Menteri Pendidikan Dasar dan Menengah, Abdul Mu’ti, memulai langkah besar dalam mendukung kesehatan dan karakter peserta didik melalui program Makan Bergizi Gratis yang secara resmi diluncurkan hari ini. Bertempat di SMP Negeri 12 Semarang, Jawa Tengah, program ini langsung diterapkan di 190 titik Satuan Pelayanan Pemenuhan Gizi (SPPG) di 26 provinsi. Tak berhenti di situ, hingga akhir Januari, pemerintah menargetkan peningkatan menjadi 943 titik SPPG di seluruh Indonesia, menunjukkan komitmen yang serius untuk menciptakan generasi muda yang lebih sehat dan berdaya saing.

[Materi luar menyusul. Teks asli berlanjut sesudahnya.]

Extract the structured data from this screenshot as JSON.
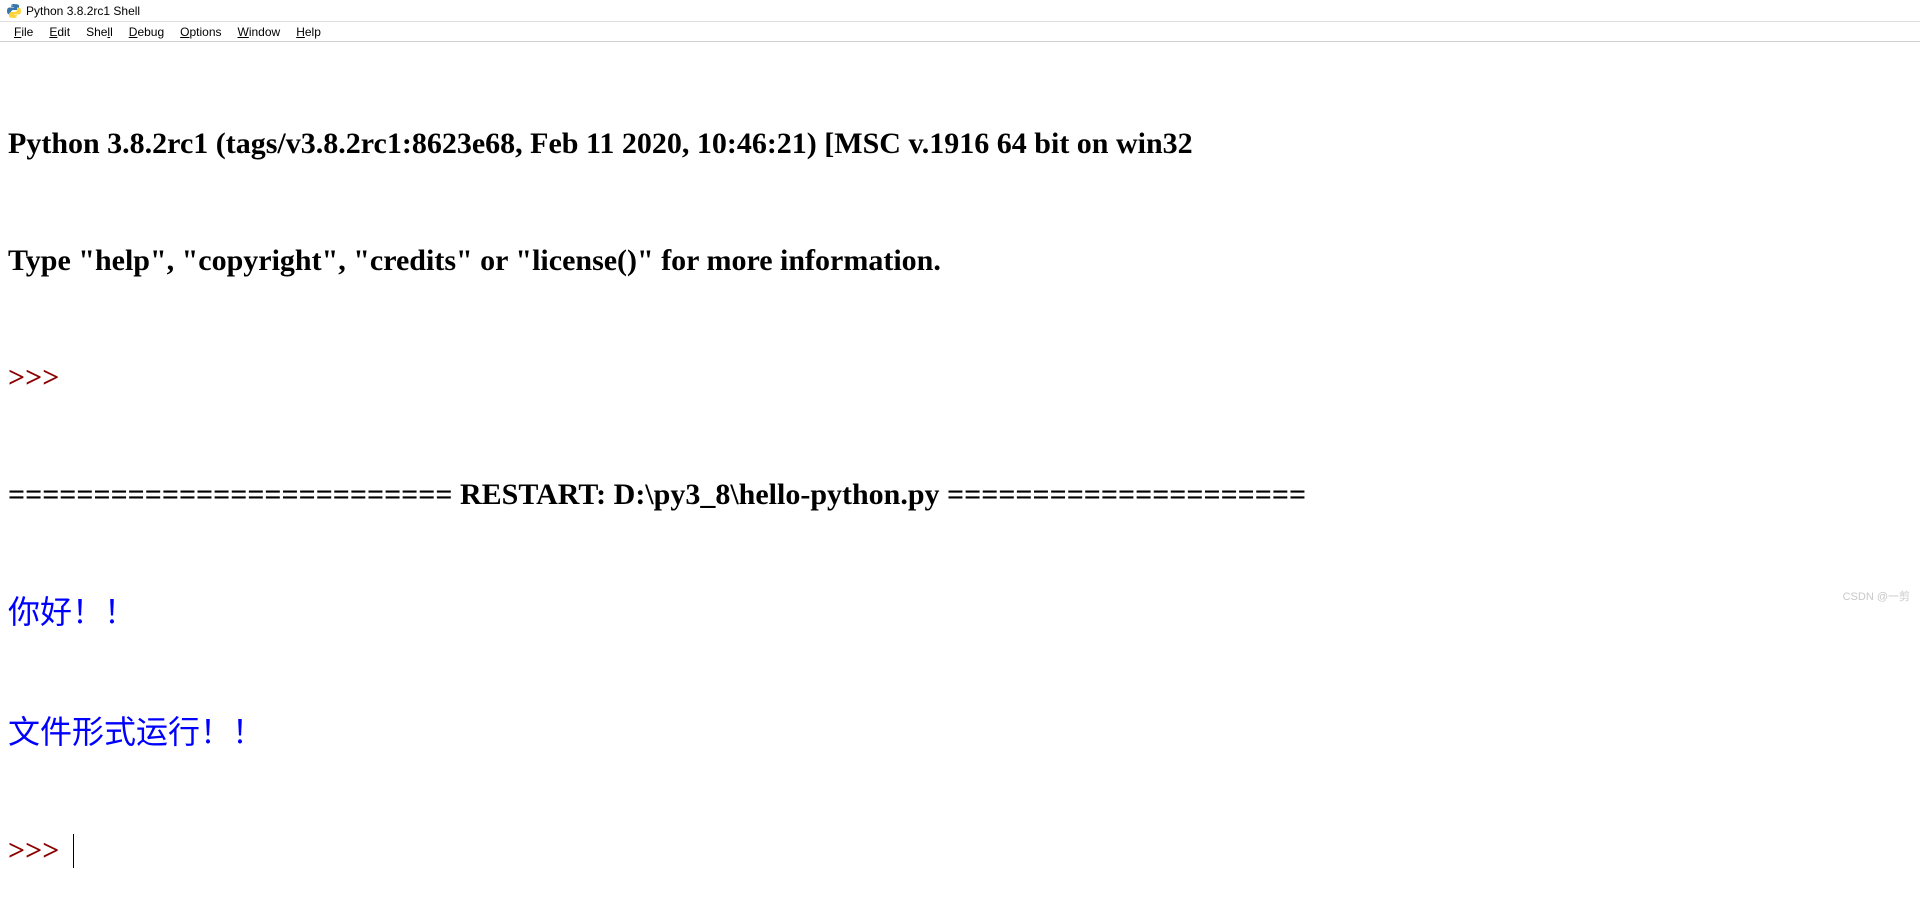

Abdul Mu’ti menekankan bahwa program ini bukan hanya soal pemenuhan gizi, tetapi juga pembentukan karakter. Ia mengajak peserta didik untuk membiasakan diri berdoa sebelum makan sebagai wujud rasa syukur dan upaya menanamkan nilai-nilai ketakwaan. Selain itu, ia juga menyoroti pentingnya menjaga kebersihan lingkungan makan, mempraktikkan tata krama, serta menjaga ketertiban selama kegiatan berlangsung. Dengan langkah sederhana seperti tidak bersuara saat makan dan menghabiskan makanan yang sudah disiapkan ahli gizi, anak-anak diajarkan untuk bertanggung jawab dan menghargai makanan sebagai berkah.

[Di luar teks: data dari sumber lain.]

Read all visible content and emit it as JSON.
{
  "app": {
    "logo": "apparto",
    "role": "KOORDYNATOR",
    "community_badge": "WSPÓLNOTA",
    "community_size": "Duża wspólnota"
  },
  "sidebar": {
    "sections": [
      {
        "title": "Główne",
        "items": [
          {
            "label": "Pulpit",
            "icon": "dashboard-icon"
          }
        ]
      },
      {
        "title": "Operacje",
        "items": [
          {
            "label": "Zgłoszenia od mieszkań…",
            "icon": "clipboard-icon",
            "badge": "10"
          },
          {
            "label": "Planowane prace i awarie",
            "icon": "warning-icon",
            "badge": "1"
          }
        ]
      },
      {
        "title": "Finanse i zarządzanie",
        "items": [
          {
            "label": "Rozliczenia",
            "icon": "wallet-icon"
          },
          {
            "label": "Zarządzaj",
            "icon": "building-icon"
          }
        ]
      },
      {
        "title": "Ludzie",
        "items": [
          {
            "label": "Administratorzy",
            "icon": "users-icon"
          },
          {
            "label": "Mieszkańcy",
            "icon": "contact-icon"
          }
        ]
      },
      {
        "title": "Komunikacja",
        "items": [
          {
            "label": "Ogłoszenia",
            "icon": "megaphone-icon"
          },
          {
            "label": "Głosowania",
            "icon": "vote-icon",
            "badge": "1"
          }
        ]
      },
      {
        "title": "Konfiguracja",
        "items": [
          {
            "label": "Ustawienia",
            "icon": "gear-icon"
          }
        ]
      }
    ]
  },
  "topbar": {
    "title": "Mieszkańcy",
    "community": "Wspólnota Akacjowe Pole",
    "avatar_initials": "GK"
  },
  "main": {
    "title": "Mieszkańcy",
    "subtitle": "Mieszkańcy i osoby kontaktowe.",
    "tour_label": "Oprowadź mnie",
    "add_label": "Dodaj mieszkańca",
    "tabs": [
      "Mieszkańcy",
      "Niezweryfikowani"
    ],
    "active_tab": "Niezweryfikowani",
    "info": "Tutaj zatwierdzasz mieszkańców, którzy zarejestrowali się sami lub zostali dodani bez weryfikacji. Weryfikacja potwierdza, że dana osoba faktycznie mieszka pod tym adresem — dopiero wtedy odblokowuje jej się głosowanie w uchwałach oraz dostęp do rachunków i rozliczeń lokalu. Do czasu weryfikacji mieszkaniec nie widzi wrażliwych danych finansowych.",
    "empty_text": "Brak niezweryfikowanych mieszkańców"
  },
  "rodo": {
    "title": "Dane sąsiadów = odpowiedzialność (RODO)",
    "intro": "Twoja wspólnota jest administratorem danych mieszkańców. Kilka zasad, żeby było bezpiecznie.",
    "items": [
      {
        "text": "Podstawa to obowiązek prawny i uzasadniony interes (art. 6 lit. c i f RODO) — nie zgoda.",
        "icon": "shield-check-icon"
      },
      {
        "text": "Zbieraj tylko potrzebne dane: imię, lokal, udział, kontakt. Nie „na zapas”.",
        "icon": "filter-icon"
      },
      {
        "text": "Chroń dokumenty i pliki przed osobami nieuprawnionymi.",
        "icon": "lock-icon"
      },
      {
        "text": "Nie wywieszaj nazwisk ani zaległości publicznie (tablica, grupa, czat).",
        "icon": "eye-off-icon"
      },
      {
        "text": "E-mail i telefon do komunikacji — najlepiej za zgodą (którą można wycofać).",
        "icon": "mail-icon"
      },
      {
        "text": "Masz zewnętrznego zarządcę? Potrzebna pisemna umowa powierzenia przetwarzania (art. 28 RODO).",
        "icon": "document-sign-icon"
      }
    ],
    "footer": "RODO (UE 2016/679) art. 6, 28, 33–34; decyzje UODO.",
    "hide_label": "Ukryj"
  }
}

Melalui program ini, pemerintah juga berupaya menanamkan nilai kedisiplinan, di mana anak-anak memulai dan mengakhiri makan secara bersama-sama. Bagi Abdul Mu’ti, program ini adalah upaya untuk tidak hanya menciptakan tubuh yang sehat, tetapi juga karakter yang kuat. Pendidikan karakter yang terintegrasi ini menjadi elemen penting dalam membangun generasi penerus bangsa yang lebih baik.
Di sisi lain, Wakil Menteri Pendidikan Dasar dan Menengah, Atip Latipulhayat, melakukan peninjauan program serupa di Kabupaten Bogor, tepatnya di SD Negeri 3 Bojong Koneng dan SMP Negeri 2 Babakan Madang. Ia mengungkapkan bahwa program ini merupakan wujud nyata komitmen pemerintah dalam meningkatkan kualitas sumber daya manusia Indonesia. Dengan memastikan asupan gizi sesuai Angka Kecukupan Gizi (AKG), pemerintah optimis pendidikan yang berkualitas dapat tercapai. Hal ini menjadi bukti bahwa investasi pada gizi anak adalah investasi pada masa depan bangsa.

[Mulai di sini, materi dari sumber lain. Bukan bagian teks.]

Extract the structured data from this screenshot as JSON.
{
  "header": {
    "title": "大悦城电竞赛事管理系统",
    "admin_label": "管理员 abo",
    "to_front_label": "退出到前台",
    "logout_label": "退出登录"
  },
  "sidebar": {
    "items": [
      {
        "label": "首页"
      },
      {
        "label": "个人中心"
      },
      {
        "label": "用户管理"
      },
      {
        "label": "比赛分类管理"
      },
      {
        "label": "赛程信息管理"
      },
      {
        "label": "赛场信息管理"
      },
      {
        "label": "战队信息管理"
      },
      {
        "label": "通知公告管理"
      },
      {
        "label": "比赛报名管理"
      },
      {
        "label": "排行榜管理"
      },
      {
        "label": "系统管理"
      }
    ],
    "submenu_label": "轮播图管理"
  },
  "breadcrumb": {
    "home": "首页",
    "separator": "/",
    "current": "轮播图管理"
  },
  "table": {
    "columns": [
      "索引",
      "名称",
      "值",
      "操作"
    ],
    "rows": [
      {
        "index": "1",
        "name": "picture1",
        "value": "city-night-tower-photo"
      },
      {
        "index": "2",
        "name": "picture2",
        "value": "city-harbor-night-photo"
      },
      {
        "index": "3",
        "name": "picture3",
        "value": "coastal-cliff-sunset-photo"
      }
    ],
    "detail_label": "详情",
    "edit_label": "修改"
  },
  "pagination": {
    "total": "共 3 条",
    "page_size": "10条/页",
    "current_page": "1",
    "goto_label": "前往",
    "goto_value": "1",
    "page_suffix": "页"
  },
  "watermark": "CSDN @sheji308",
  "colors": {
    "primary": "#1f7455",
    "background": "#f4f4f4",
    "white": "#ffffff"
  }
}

Kerja sama dengan Badan Gizi Nasional (BGN) menjadi elemen penting dalam pelaksanaan program ini. Sistem distribusi yang higienis dan efisien telah dirancang untuk menjamin makanan bergizi sampai ke setiap anak, termasuk mereka yang berada di daerah terpencil. Menariknya, dapur-dapur di titik layanan mampu memproduksi ribuan porsi setiap harinya, memberikan gambaran skala besar dari program ini. Tak hanya itu, program ini juga memberikan dampak positif bagi ekonomi lokal dengan melibatkan warga sekitar sebagai tenaga kerja.
Rasa syukur dan antusiasme datang dari para siswa, salah satunya Fathi Farand Farahmir dari SMP Negeri 2 Babakan Madang. Ia dengan semangat menceritakan bagaimana ia menikmati makanan bergizi seperti nasi, ayam, tahu, sayur wortel, dan jeruk. Bagi Fathi, program ini adalah bukti bahwa pemerintah serius dalam meningkatkan kualitas pendidikan.
Program Makan Bergizi Gratis menjadi langkah konkret menuju visi Indonesia Emas 2045. Dengan memberikan perhatian besar pada gizi generasi muda, pemerintah optimis dapat menciptakan generasi unggul yang siap bersaing di kancah global. Inisiatif ini adalah wujud nyata harapan Indonesia untuk menjadi bangsa yang lebih maju dan sejahtera di masa depan.